Mark Pilkington, Mirage Men. A Journey in Disinformation, Paranoia and UFOs, Constable, London, 2010. pp. 32-37.
[1] Fred Lee Crisman no era ningún desconocido para Amazing Stories, ya que se le habían publicado dos cartas en sus páginas. En junio de 1946, al igual que otros lectores, había escrito a la revista para describir un encuentro con un «Dero» de Richard Shaver en una cueva de Birmania. La segunda carta, publicada en mayo de 1947, relataba otro dramático incidente con los Dero, esta vez en Alaska, durante el cual su compañero quedó atrapado y murió a causa de un rayo.
[2] El amigo de Arnold, E. J. Smith, se preguntaba de dónde había sacado Ray Palmer los 200 dólares para dárselos a Arnold, o de dónde había obtenido Johnson el dinero para cubrir sus gastos. Se ha cuestionado si el Ejército de los EE. UU. podría haber adelantado el dinero, aunque esto no tiene por qué ser necesariamente así: Amazing Stories se vendía muy bien y, al ser un periódico de tamaño modesto, es probable que el Statesman también dispusiera de fondos. Sin embargo, no se puede descartar una contribución del Ejército de los EE. UU.
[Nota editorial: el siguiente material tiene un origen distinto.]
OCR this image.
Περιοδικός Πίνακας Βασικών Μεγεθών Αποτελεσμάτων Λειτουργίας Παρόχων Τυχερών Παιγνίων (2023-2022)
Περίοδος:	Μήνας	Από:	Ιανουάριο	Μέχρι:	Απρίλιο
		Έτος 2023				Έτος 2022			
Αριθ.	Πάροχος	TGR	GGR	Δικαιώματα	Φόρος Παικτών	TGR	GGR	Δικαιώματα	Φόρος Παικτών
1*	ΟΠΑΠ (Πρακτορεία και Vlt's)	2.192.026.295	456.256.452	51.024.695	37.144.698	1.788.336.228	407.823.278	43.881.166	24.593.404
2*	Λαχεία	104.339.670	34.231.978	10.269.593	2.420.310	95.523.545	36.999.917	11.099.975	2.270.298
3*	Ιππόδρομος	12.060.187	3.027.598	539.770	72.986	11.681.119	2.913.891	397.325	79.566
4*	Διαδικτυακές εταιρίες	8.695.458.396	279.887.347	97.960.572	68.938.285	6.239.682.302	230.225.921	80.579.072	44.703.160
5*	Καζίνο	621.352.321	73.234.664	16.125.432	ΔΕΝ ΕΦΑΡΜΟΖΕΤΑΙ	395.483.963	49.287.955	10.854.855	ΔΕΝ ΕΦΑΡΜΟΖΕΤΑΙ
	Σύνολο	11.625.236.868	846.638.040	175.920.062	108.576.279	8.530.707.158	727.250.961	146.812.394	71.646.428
[3] Kenneth Arnold y Ray Palmer, The Coming of the Saucers (publicado de forma privada, 1952).
[4] El jefe de espionaje Victor Perlo dirigía la sección de aviación, lo que podría explicar el interés por las declaraciones de Arnold sobre los aviones atómicos. Como veremos más adelante, existía un proyecto secreto de aviones atómicos, aunque en 1947 aún estaba muy lejos de despegar.
[5] En el que se basó la película de Oliver Stone, JFK.